Warmer weather may wreak havoc with hay fever symptoms, with rising temperatures causing tree pollen levels to spike, new research suggests.
The first week of spring will see dry, sunny weather and daytime temperatures in the mid to late teens for the coming week, according to the Met Office.
Climate change may be leading to an extension of the grass and tree pollen season and causing it to start earlier.
Jin Zhang, global medical director at Kimberly-Clark UK, said: “When temperatures rise, primary sources of pollutants tend to increase, making the air quality even more challenging for millions of hay fever sufferers.
“As such, global warming will likely cause pollen seasons to start earlier and last longer.”
A survey found people who suffer from hay fever believe pollution (64%), rising temperatures (52%) and extreme weather conditions (38%) are the biggest environmental factors impacting their allergies.

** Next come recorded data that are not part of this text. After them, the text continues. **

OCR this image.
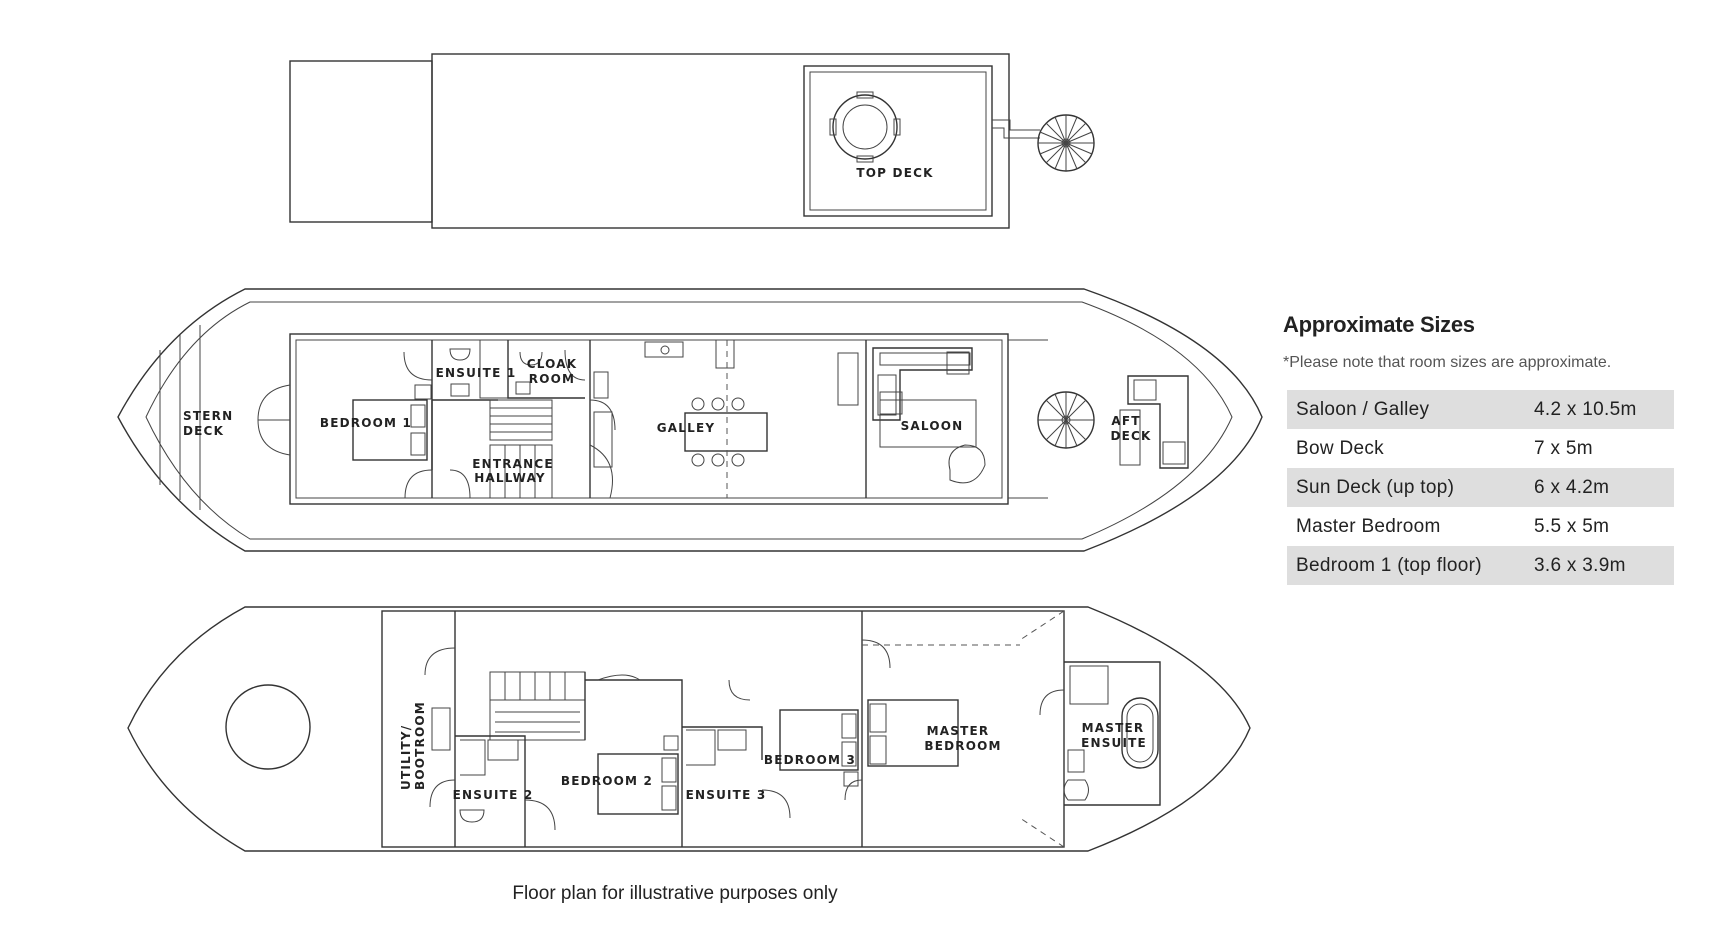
TOP DECK
STERN
DECK
BEDROOM 1
ENSUITE 1
CLOAK
ROOM
ENTRANCE
HALLWAY
GALLEY	SALOON	AFT
DECK
UTILITY/ BOOTROOM
ENSUITE 2
BEDROOM 2
ENSUITE 3
BEDROOM 3
MASTER
BEDROOM
MASTER
ENSUITE
Floor plan for illustrative purposes only
Approximate Sizes
*Please note that room sizes are approximate.
Saloon / Galley	4.2 x 10.5m
Bow Deck	7 x 5m
Sun Deck (up top)	6 x 4.2m
Master Bedroom	5.5 x 5m
Bedroom 1 (top floor)	3.6 x 3.9m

The new research from Kleenex surveyed 2,000 people in the UK with hay fever and found that over the past 12 months many have experienced their symptoms getting worse.
This includes sneezing (72%), itchy eyes (64%) and a runny nose (48%).
One third of those polled admitted to staying indoors because their allergies are too severe, while 12% said they have called in sick to work.
The survey found that on average, increased symptoms for allergy sufferers meant they lost two hours sleep a night and 33% of those surveyed said they avoid local parks and green spaces.
A quarter (25%) wrongly self-diagnosed their hay fever symptoms for COVID-19.
More than half (58%) of allergy sufferers did not know what pollen they were allergic to, and only a fifth (20%) recognized their symptoms for what they are.
Amena Warner, head of clinical services at the charity Allergy UK, said: “Living with allergies and maintaining a quality of life is not always easy.
“Enjoying everyday activities can become a real struggle.
“With the realities that warmer weather brings, it is crucial that allergy sufferers be given the advice, support, and tools to manage their symptoms whilst staying active and healthy.”
Kleenex has developed new technology enhancing its pollen forecast with information up to five days in advance.
People can also take a quiz to get a better idea of what affects them and give a better understanding of their allergies.